Torres introduced the act after a trader on Polymarket’s global site raised insider trading concerns after they were able to pocket over $400,000 after trading around $30,000 on the political status of Venezuelan President Nicolás Maduro before his arrest by U.S. federal authorities. The trades raised concerns despite no confirmation of insider knowledge.
Lawmakers in New York are also considering state Assembly Bill 9635, a measure that would prohibit public officers in the state from using prediction markets and online sports wagering platforms. The bill calls out prediction markets and sports betting operators by name, banning officials or employees of state agencies from using event contract platforms Polymarket, Kalshi, Robinhood, PredictIt and Iowa Electronic Market.
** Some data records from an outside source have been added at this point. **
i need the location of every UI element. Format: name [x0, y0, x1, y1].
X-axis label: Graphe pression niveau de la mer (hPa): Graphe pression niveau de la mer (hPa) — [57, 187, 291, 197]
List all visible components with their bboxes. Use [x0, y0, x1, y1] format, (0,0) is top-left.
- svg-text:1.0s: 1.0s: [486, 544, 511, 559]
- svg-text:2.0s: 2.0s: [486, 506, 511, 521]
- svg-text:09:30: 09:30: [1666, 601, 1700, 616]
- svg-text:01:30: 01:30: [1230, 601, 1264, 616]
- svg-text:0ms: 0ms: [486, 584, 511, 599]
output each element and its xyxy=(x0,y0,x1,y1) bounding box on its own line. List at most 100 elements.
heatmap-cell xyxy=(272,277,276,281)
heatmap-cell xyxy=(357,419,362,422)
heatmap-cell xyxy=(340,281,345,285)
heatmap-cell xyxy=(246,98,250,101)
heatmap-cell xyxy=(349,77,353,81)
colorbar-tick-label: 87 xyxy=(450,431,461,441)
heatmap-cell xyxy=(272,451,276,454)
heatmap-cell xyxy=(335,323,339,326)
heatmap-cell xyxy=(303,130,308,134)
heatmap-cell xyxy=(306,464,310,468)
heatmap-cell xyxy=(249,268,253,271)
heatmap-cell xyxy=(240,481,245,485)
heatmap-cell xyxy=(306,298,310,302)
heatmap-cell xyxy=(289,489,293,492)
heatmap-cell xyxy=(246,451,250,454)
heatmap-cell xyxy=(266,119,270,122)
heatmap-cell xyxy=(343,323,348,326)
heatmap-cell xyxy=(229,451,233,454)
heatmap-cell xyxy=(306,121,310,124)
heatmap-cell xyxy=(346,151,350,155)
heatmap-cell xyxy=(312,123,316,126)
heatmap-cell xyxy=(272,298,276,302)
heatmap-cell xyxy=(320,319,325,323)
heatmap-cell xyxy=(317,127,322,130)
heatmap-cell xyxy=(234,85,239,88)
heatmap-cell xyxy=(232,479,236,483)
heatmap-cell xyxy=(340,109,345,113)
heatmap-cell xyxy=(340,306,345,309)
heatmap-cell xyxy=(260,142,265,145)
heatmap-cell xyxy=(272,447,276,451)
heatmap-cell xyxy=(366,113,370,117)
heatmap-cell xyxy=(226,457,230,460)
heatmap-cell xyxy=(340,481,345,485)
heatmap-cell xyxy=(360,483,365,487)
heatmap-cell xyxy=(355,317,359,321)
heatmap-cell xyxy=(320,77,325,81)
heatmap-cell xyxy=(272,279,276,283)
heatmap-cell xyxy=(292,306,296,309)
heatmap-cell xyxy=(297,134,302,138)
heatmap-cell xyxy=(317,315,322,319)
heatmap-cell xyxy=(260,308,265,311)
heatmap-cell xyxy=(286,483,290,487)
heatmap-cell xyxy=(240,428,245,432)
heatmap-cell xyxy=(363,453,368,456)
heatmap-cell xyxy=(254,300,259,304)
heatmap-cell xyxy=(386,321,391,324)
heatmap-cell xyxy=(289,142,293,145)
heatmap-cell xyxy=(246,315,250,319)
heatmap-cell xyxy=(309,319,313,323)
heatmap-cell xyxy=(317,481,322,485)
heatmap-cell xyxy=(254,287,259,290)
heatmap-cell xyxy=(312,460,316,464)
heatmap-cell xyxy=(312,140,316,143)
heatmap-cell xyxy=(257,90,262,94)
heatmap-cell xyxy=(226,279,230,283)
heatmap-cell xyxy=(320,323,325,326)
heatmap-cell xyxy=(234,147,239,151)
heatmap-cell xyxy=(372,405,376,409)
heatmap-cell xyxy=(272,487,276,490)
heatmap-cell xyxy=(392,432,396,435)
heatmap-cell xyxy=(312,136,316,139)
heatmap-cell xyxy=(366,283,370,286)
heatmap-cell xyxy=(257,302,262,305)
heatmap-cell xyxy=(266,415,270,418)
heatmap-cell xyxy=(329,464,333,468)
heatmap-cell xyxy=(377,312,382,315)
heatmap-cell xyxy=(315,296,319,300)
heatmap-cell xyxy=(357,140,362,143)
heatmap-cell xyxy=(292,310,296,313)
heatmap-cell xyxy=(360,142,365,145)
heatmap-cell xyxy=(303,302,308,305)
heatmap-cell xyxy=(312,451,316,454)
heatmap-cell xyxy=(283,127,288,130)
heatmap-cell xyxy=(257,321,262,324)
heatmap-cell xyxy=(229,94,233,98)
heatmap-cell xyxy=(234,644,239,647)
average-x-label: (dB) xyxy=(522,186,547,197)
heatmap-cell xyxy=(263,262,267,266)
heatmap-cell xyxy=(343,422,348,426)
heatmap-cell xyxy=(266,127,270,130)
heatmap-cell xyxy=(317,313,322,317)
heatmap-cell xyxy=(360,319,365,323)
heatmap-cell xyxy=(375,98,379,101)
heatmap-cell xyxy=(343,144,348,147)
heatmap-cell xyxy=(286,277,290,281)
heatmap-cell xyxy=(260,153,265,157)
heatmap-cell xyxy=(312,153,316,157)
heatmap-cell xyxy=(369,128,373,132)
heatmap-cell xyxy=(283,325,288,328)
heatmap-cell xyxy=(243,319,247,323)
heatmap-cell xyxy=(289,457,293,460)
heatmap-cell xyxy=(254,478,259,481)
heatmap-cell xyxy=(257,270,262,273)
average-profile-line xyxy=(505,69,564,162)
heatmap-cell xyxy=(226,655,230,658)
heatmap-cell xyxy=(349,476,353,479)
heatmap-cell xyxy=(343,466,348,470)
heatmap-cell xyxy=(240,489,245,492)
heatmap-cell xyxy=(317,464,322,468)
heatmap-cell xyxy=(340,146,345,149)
AB 9635 also bans officials from using FanDuel and DraftKings‘ prediction products.
Predictions trade group publishes WaPo ad
The Coalition for Prediction Markets also responded to recent insider trading concerns by taking out a full-page ad in The Washington Post, which intends to show the differences between prediction markets that are CFTC-registered and unregulated platforms, asserting that CFTC-backed platforms offer safe and transparent event contract trading.
The coalition has a membership that includes Crypto.com, Kalshi, Robinhood, Coinbase and Underdog.